My late father got me hooked on Tottenham with stories of evening European games in the early 60’s. He wasn’t a big football fan, but went to midweek games with a car full of workmates from Stevenage. His stories of the atmosphere and the noise under the lights, programmes pored over the day after as I read of Mackay and White, Jones and Blanchflower, made me want to go to the Lane so badly.
It was a few years before my parents would allow me to do that, so I got my fix watching Stevenage Town. Johnny Brookes was their midfield maestro, doing for them what he had done for Tottenham years before.
I finally got to the Lane in April 1969. Sat in the Paxton, saw Jimmy Greaves score the winner putting the ball through Peter Grotier’s legs.

My abiding memories of White Hart Lane are of things which don’t get captured by a camera. So much is available online nowadays, so the memory of past games always stays fresh. Like being locked out on the night Arsenal won the league in 1971, despite arriving at 4 for a 7:30 KO, standing by the Corner Pin listening to the crowd inside to gauge how the game was going. No radio/internet/mobiles in those days; Seeing a mate getting down on one knee on the shelf to propose to his girlfriend, me and others shouting out “don’t do it”; Percy Dalton Peanuts; Being chased out of the Park Lane by Millwall; Fabrice Muamba walking on the pitch again. Don’t know how I managed to drive home the night he collapsed, could hardly see the road ahead through floods of tears.
So, to the final Sunday. I don’t think that there’s a more poignant way to celebrate watching your 650th Tottenham game than for it to be the last game at the stadium. Feelings of sadness, although it doesn’t look anything like the Lane I first walked into in 1969. Feeling nervous, we needed one point from 3 games to secure second place. We have become used to failure as fans, so the upwards improvement since Mauricio took over has taken some getting used to. We all remember being 3–0 up at half time against Manchester clubs. And excitement, it’s the beginning of a new chapter.
Usually I drive to Tottenham, but today is different. There’s people to share stories with in the pub, and beers to be drunk. My journey just happens to be the same as in 1969, train to Finsbury Park, tube to Seven Sisters and train to White Hart Lane.

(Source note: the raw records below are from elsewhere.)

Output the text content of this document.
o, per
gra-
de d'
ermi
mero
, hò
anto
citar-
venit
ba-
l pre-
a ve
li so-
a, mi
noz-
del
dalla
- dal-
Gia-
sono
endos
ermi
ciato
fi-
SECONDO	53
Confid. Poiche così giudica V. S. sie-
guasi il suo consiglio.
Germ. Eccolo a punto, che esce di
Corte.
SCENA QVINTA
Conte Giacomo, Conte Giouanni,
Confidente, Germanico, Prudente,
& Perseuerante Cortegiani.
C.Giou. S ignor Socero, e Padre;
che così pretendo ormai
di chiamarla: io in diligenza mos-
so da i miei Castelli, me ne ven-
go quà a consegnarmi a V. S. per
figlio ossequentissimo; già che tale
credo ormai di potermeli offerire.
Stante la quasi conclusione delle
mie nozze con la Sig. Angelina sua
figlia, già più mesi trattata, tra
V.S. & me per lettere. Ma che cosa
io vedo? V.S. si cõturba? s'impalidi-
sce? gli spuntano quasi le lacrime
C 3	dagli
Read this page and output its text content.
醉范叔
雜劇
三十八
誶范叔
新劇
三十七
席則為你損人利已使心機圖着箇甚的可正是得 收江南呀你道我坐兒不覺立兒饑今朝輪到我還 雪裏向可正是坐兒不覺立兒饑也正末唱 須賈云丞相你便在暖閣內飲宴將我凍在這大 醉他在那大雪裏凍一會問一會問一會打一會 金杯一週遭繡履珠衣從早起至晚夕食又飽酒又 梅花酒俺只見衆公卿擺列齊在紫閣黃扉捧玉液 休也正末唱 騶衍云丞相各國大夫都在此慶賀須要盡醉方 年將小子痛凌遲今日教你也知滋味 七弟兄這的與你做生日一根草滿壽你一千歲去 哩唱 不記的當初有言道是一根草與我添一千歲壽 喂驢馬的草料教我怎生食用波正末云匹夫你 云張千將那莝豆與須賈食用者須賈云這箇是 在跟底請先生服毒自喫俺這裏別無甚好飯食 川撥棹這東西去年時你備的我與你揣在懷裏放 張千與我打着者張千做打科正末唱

On the train from Seven Sisters, I started chatting to Dave. He’s a Chelsea Pensioner, and has been going to the Lane since 1957. He saw John White’s first game, and unfortunately had to miss the second half of the double season as he was called up in December 1960. We exchange numbers and promise to arrange a get together with Rob, John’s son, to share memories. 
My pre-match routines have changed over the years. 1969 involved pie & mash in Jack’s Café and (if I wasn’t refused due to my age) a couple of light & bitters in the Corner Pin. It now involves The Antwerp Arms where I’m a shareholder.

The Antwerp Arms

I arrive at the pub at 12:00, our table is already filling up. I’ve got to limit myself to one pint, I don’t think they’ve ever seen me drinking water there.

But I’ve been asked to do a piece to camera for the Premier League Review Show. By coincidence, I’m filmed on the same corner I stood back in 1971, close to the lamppost under which the three schoolboys stood back in 1882 discussing what to do now the cricket season had finished.

Wearing the lucky scarf, kindly given to me by Simon, chairs of Dallas Spurs, it had a run of 26 games unbeaten ended in the FA Cup Semi. Back in the Annie I meet up with Sam who has flown in from Dallas just for the game. There’s proof of the world wide appeal of my club.

I left the pub earlier than normal as I wanted to savour every last moment of the build-up to the kick off. I’ll walk to the New Lane following the same route to the High Road. But I took the time to video the walk into the ground as it will never be the same again. I’ve always used the same turnstile, number 4. I’ll miss that sound.

I’ve been sitting with same people since 2004. Not sure I’ll renew in same seat, as I’m retired now and I promised my long suffering wife Jill (who is a Tottenham girl and “gets it”) that I would downsize my seat to reduce expenditure. That’s not going to happen, might have to sell a kidney.

Block 4, Row 6

They have seen me in tears before, and today is no exception. I’ve come prepared with four packets of tissues, two of which are needed. Tears at the start of the game, tears singing the songs, tears of joy at winning and coming second for the first time in the 48 years, tears when the final whistle goes.

I was told about Theo’s involvement in the finale weeks ago in confidence, and have been on at him since to close with “Can’t Smile Without You”. Cue floods of tears when it is the last song played over the tannoy at the Lane.

I didn’t stay for long after that, as I wanted to share my thoughts with friends. Post-match drinks in the Irish Club, hearing tales of being on the pitch and souvenirs of the day proudly displayed. Onto the Annie, more drinks and songs with Jess, Tom and Christian.

Can football get any better than this? Two meaningless games comprehensively won away whilst WHL gets knocked down, a memorable week. Shared memories with so many friends made through our love for Tottenham.

Who knows what the future will bring? Let’s just enjoy the ride.